All your credit cards and their balances are recorded on your credit report. The higher and balance and the more credit cards you have, the worse your credit score. Credit cards are listed as a revolving account, which means there is no end date for your credit loan - which is what a credit card is. Credit bureaus note how well you manage your monthly bills - credit card balances makes up about 30% of your credit score. Pay your bills off on time, and you will have a good credit score … mostly.
I Pay My Bills Off On Time, But My Credit Score is Still Low. What Gives?
The problem is that when credit card companies report your activity to the credit bureaus, some use two tactics to hurt your score. They are:
- They DO NOT report your credit limit - this is more so their competitors don’t see how they lend out their credit, not to hurt you
- They report your balance BEFORE your monthly amount is due
So, what happens if this is the case with your credit card company? Well, in a nutshell, bad things happen:
Not reporting your credit limit - If this is the case, the credit bureaus can not properly calculate your ratio of utilization. If the maximum amount you placed on your card was $2000, the credit bureau will believe your credit limit to be $2000. If you constantly rack up $1800 on your card, it looks like you are using 90% of your credit limit! For a healthy credit score, your credit card balances should be below 50% of your credit limit. By not reporting your credit limit, the credit card company is seriously dragging down your score.
Reporting your balance before your bill is due - Even if you completely pay your bills off on time, but always have high balances, the amount owed on your card will constantly be recorded, month after month, instead of a zero balance.
So, what’s the solution? Order your credit reports and find out if your credit limit is being recorded. Then, call your credit card company and find out when they close their dates and mail out your bill. Calculate your balance and pay it BEFORE they mail it out.

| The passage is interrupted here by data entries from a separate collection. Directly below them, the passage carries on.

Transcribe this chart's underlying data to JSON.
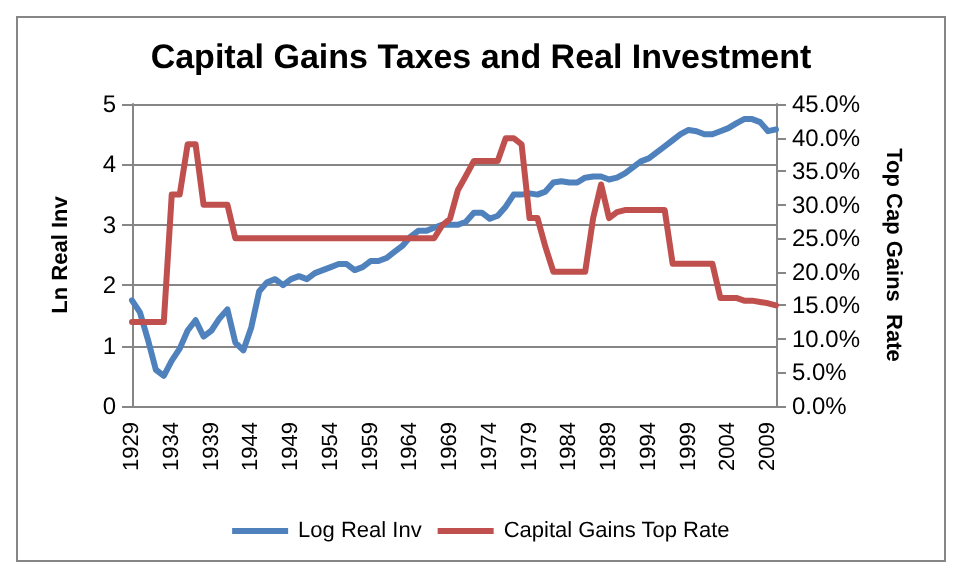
{
  "chart_data": {
    "type": "line",
    "title": "Capital Gains Taxes and Real Investment",
    "ylabel": "Ln Real Inv",
    "y2label": "Top Cap Gains  Rate",
    "categories": [
      "1929",
      null,
      null,
      null,
      null,
      "1934",
      null,
      null,
      null,
      null,
      "1939",
      null,
      null,
      null,
      null,
      "1944",
      null,
      null,
      null,
      null,
      "1949",
      null,
      null,
      null,
      null,
      "1954",
      null,
      null,
      null,
      null,
      "1959",
      null,
      null,
      null,
      null,
      "1964",
      null,
      null,
      null,
      null,
      "1969",
      null,
      null,
      null,
      null,
      "1974",
      null,
      null,
      null,
      null,
      "1979",
      null,
      null,
      null,
      null,
      "1984",
      null,
      null,
      null,
      null,
      "1989",
      null,
      null,
      null,
      null,
      "1994",
      null,
      null,
      null,
      null,
      "1999",
      null,
      null,
      null,
      null,
      "2004",
      null,
      null,
      null,
      null,
      "2009",
      null
    ],
    "series": [
      {
        "name": "Log Real Inv",
        "color": "#4f81bd",
        "values": [
          1.75,
          1.55,
          1.1,
          0.6,
          0.5,
          0.75,
          0.95,
          1.25,
          1.42,
          1.15,
          1.25,
          1.45,
          1.6,
          1.05,
          0.92,
          1.3,
          1.9,
          2.05,
          2.1,
          2.0,
          2.1,
          2.15,
          2.1,
          2.2,
          2.25,
          2.3,
          2.35,
          2.35,
          2.25,
          2.3,
          2.4,
          2.4,
          2.45,
          2.55,
          2.65,
          2.8,
          2.9,
          2.9,
          2.95,
          3.0,
          3.0,
          3.0,
          3.05,
          3.2,
          3.2,
          3.1,
          3.15,
          3.3,
          3.5,
          3.5,
          3.52,
          3.5,
          3.55,
          3.7,
          3.72,
          3.7,
          3.7,
          3.78,
          3.8,
          3.8,
          3.75,
          3.78,
          3.85,
          3.95,
          4.05,
          4.1,
          4.2,
          4.3,
          4.4,
          4.5,
          4.57,
          4.55,
          4.5,
          4.5,
          4.55,
          4.6,
          4.68,
          4.75,
          4.75,
          4.7,
          4.55,
          4.58
        ]
      },
      {
        "name": "Capital Gains Top Rate",
        "color": "#c0504d",
        "axis": "y2",
        "values": [
          12.5,
          12.5,
          12.5,
          12.5,
          12.5,
          31.5,
          31.5,
          39,
          39,
          30,
          30,
          30,
          30,
          25,
          25,
          25,
          25,
          25,
          25,
          25,
          25,
          25,
          25,
          25,
          25,
          25,
          25,
          25,
          25,
          25,
          25,
          25,
          25,
          25,
          25,
          25,
          25,
          25,
          25,
          26.9,
          27.9,
          32.2,
          34.3,
          36.5,
          36.5,
          36.5,
          36.5,
          39.9,
          39.9,
          39,
          28,
          28,
          23.7,
          20,
          20,
          20,
          20,
          20,
          28,
          33,
          28,
          28.9,
          29.2,
          29.2,
          29.2,
          29.2,
          29.2,
          29.2,
          21.2,
          21.2,
          21.2,
          21.2,
          21.2,
          21.2,
          16.1,
          16.1,
          16.1,
          15.7,
          15.7,
          15.5,
          15.3,
          15
        ]
      }
    ],
    "ylim": [
      0,
      5
    ],
    "yticks": [
      0,
      1,
      2,
      3,
      4,
      5
    ],
    "y2lim": [
      0,
      45
    ],
    "y2ticks": [
      {
        "value": 0,
        "label": "0.0%"
      },
      {
        "value": 5,
        "label": "5.0%"
      },
      {
        "value": 10,
        "label": "10.0%"
      },
      {
        "value": 15,
        "label": "15.0%"
      },
      {
        "value": 20,
        "label": "20.0%"
      },
      {
        "value": 25,
        "label": "25.0%"
      },
      {
        "value": 30,
        "label": "30.0%"
      },
      {
        "value": 35,
        "label": "35.0%"
      },
      {
        "value": 40,
        "label": "40.0%"
      },
      {
        "value": 45,
        "label": "45.0%"
      }
    ],
    "grid": "y",
    "legend": "bottom",
    "marker": "none",
    "line_style": "solid"
  }
}
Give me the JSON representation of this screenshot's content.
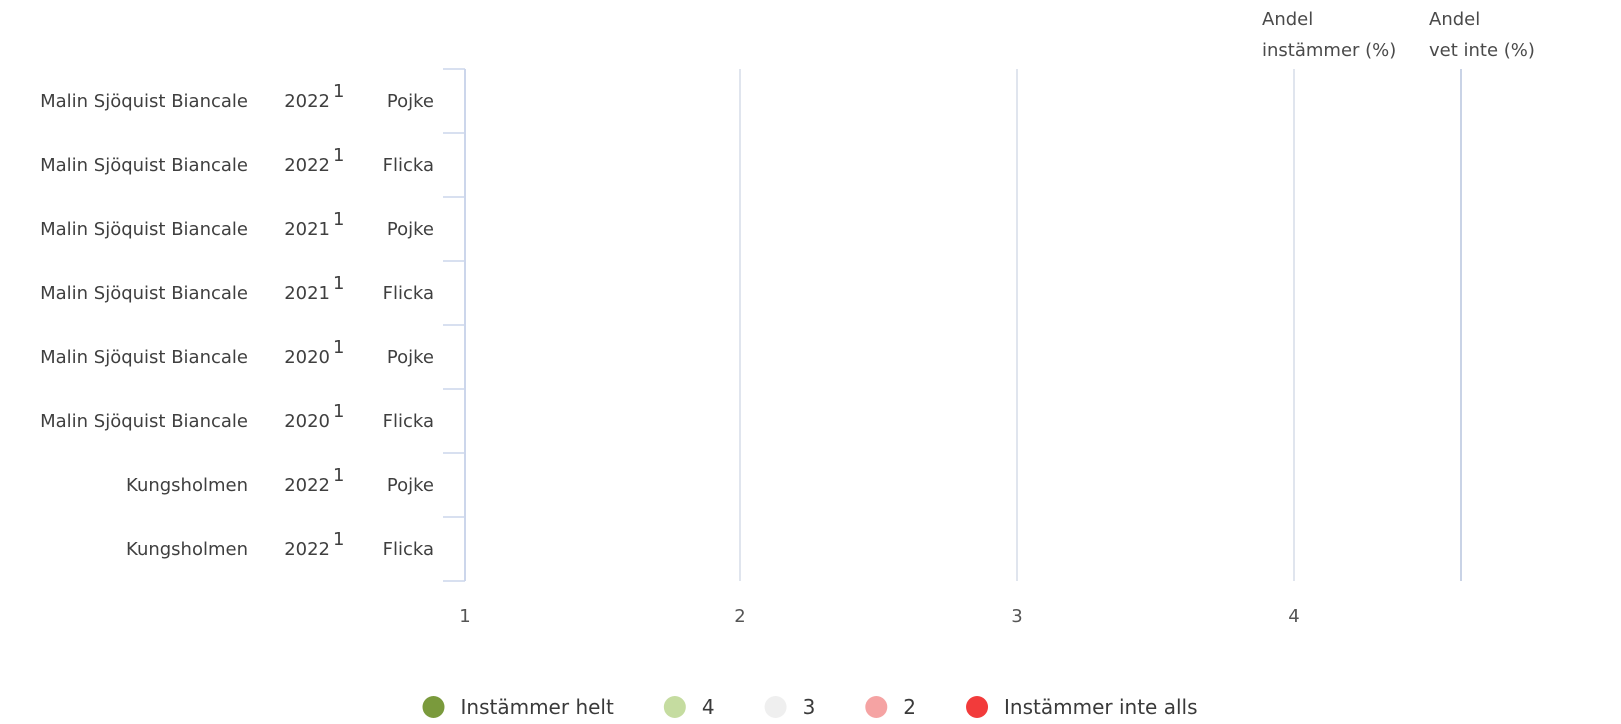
{
  "chart_data": {
    "type": "bar",
    "orientation": "horizontal",
    "stacked": true,
    "rows": [
      {
        "name": "Malin Sjöquist Biancale",
        "year": "2022",
        "note": "1",
        "group": "Pojke"
      },
      {
        "name": "Malin Sjöquist Biancale",
        "year": "2022",
        "note": "1",
        "group": "Flicka"
      },
      {
        "name": "Malin Sjöquist Biancale",
        "year": "2021",
        "note": "1",
        "group": "Pojke"
      },
      {
        "name": "Malin Sjöquist Biancale",
        "year": "2021",
        "note": "1",
        "group": "Flicka"
      },
      {
        "name": "Malin Sjöquist Biancale",
        "year": "2020",
        "note": "1",
        "group": "Pojke"
      },
      {
        "name": "Malin Sjöquist Biancale",
        "year": "2020",
        "note": "1",
        "group": "Flicka"
      },
      {
        "name": "Kungsholmen",
        "year": "2022",
        "note": "1",
        "group": "Pojke"
      },
      {
        "name": "Kungsholmen",
        "year": "2022",
        "note": "1",
        "group": "Flicka"
      }
    ],
    "x_ticks": [
      "1",
      "2",
      "3",
      "4"
    ],
    "xlim": [
      1,
      4.6
    ],
    "extra_columns": [
      {
        "line1": "Andel",
        "line2": "instämmer (%)"
      },
      {
        "line1": "Andel",
        "line2": "vet inte (%)"
      }
    ],
    "legend": [
      {
        "label": "Instämmer helt",
        "color": "#7a9a3c"
      },
      {
        "label": "4",
        "color": "#c5dca0"
      },
      {
        "label": "3",
        "color": "#efefef"
      },
      {
        "label": "2",
        "color": "#f5a3a3"
      },
      {
        "label": "Instämmer inte alls",
        "color": "#f23b3b"
      }
    ],
    "legend_position": "bottom",
    "grid": true,
    "series": []
  }
}
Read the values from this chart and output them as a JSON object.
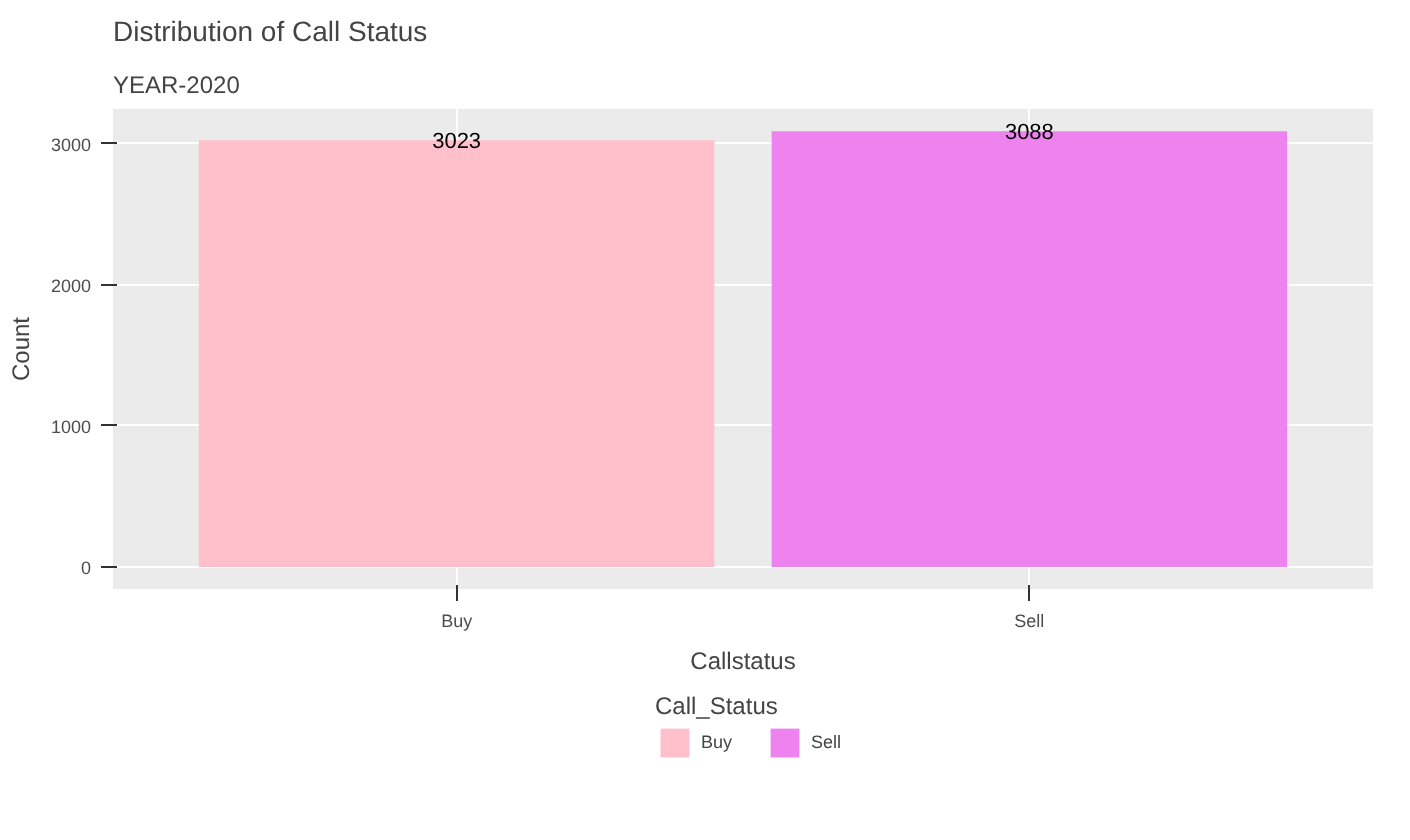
{
  "chart_data": {
    "type": "bar",
    "title": "Distribution of Call Status",
    "subtitle": "YEAR-2020",
    "xlabel": "Callstatus",
    "ylabel": "Count",
    "legend_title": "Call_Status",
    "categories": [
      "Buy",
      "Sell"
    ],
    "series": [
      {
        "name": "Buy",
        "color": "#ffc0cb",
        "values": [
          3023,
          null
        ]
      },
      {
        "name": "Sell",
        "color": "#ee82ee",
        "values": [
          null,
          3088
        ]
      }
    ],
    "ylim": [
      -155,
      3245
    ],
    "yticks": [
      0,
      1000,
      2000,
      3000
    ],
    "grid": true,
    "legend": "bottom",
    "data_labels": true
  }
}
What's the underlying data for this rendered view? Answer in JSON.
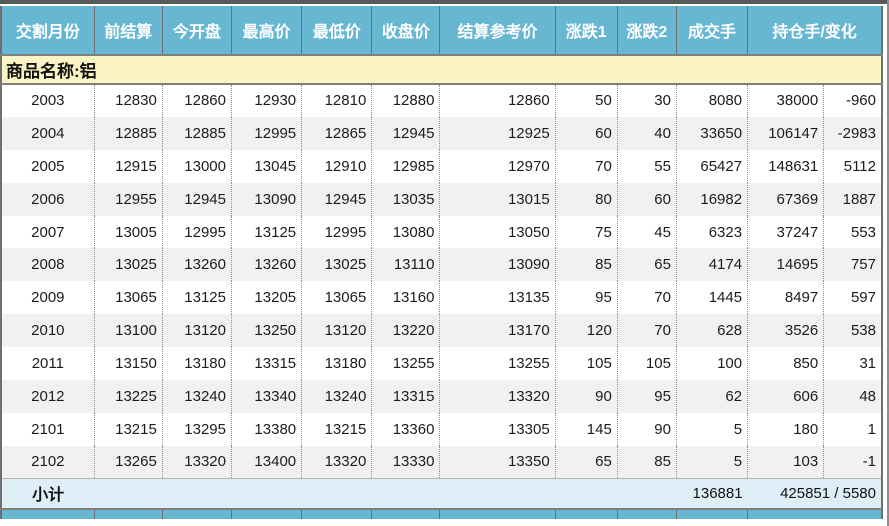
{
  "header": {
    "columns": [
      "交割月份",
      "前结算",
      "今开盘",
      "最高价",
      "最低价",
      "收盘价",
      "结算参考价",
      "涨跌1",
      "涨跌2",
      "成交手",
      "持仓手/变化"
    ]
  },
  "commodity": {
    "label": "商品名称:铝"
  },
  "table": {
    "rows": [
      {
        "cells": [
          "2003",
          "12830",
          "12860",
          "12930",
          "12810",
          "12880",
          "12860",
          "50",
          "30",
          "8080",
          "38000",
          "-960"
        ]
      },
      {
        "cells": [
          "2004",
          "12885",
          "12885",
          "12995",
          "12865",
          "12945",
          "12925",
          "60",
          "40",
          "33650",
          "106147",
          "-2983"
        ]
      },
      {
        "cells": [
          "2005",
          "12915",
          "13000",
          "13045",
          "12910",
          "12985",
          "12970",
          "70",
          "55",
          "65427",
          "148631",
          "5112"
        ]
      },
      {
        "cells": [
          "2006",
          "12955",
          "12945",
          "13090",
          "12945",
          "13035",
          "13015",
          "80",
          "60",
          "16982",
          "67369",
          "1887"
        ]
      },
      {
        "cells": [
          "2007",
          "13005",
          "12995",
          "13125",
          "12995",
          "13080",
          "13050",
          "75",
          "45",
          "6323",
          "37247",
          "553"
        ]
      },
      {
        "cells": [
          "2008",
          "13025",
          "13260",
          "13260",
          "13025",
          "13110",
          "13090",
          "85",
          "65",
          "4174",
          "14695",
          "757"
        ]
      },
      {
        "cells": [
          "2009",
          "13065",
          "13125",
          "13205",
          "13065",
          "13160",
          "13135",
          "95",
          "70",
          "1445",
          "8497",
          "597"
        ]
      },
      {
        "cells": [
          "2010",
          "13100",
          "13120",
          "13250",
          "13120",
          "13220",
          "13170",
          "120",
          "70",
          "628",
          "3526",
          "538"
        ]
      },
      {
        "cells": [
          "2011",
          "13150",
          "13180",
          "13315",
          "13180",
          "13255",
          "13255",
          "105",
          "105",
          "100",
          "850",
          "31"
        ]
      },
      {
        "cells": [
          "2012",
          "13225",
          "13240",
          "13340",
          "13240",
          "13315",
          "13320",
          "90",
          "95",
          "62",
          "606",
          "48"
        ]
      },
      {
        "cells": [
          "2101",
          "13215",
          "13295",
          "13380",
          "13215",
          "13360",
          "13305",
          "145",
          "90",
          "5",
          "180",
          "1"
        ]
      },
      {
        "cells": [
          "2102",
          "13265",
          "13320",
          "13400",
          "13320",
          "13330",
          "13350",
          "65",
          "85",
          "5",
          "103",
          "-1"
        ]
      }
    ]
  },
  "subtotal": {
    "label": "小计",
    "volume_total": "136881",
    "open_interest_total": "425851 / 5580"
  },
  "colors": {
    "topbar": "#595959",
    "header_bg": "#68b7d2",
    "header_separator": "#6f6f6f",
    "heavy_border": "#7f7f7f",
    "commodity_row_bg": "#faf3c3",
    "row_alternate_bg": "#f1f1f1",
    "subtotal_bg": "#ddeef6",
    "dotted_separator": "#909090",
    "text": "#1c1c1c"
  }
}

Other Little-Known Factors That Affect Your Credit Score
- Don’t close those little-used credit cards! - Remember the utilization ratio? That is, how much you spend versus your credit limit? The credit limit on ALL your cards are calculated together. So, say you usually have a $2000 balance on all your cards, and you have three cards with a total spending limit of $10,000. That means your utilization ratio is 20% - an indicator that you manage your credit cards pretty well. However, say you don’t use one of your cards, and it has a credit limit of $6,000. You decide to close it. BOOM, suddenly your total spending limit is $4,000, making your ratio 50%. Ouch, your credit score will be hit! Instead, cut up that card, or only use it occasionally to keep it active.
- Older, established credit is good - The older the credit, the better. A long, regular pattern of paying your bills on one of your accounts shows you as a solid, dependable consumer. Close that account, and your credit history will be shorter, potentially lowering your score.
Harnessing your rights under the Statue of Limitations
Commonly unknown to consumers, the Statue of Limitations is a powerful law that protects you against lawsuits from your creditors. Once a certain amount of time has passed, which varies depending upon each state, a collector or creditor can no longer sue you for the debt. The interpretation of the Statue of Limitations also varies between states. Generally, the Statue of Limitations begins ticking after your last payment. If you make an interim payment, it would reset the Statue of Limitations clock, since this proves you are actively engaged with your creditor or collector.
Therefore, if you have old debt, inactive accounts, or debt no longer listed on your credit report, then you may not have to repay those amounts under the Statue of Limitations. However, simply because your debt is no longer on your credit report does not mean that you are free from paying, if the statue of limitations has not been reached.
If you have reached the Statue of Limitations for your state, and your debt has reached the seven year mark where it is erased from your credit, then you are in a good position for debt relief. This means that you do not need to repay this debt because it has surpassed the legal Statue of Limitations timeframe – and the debt no longer appears on your credit report or hurts your credit score.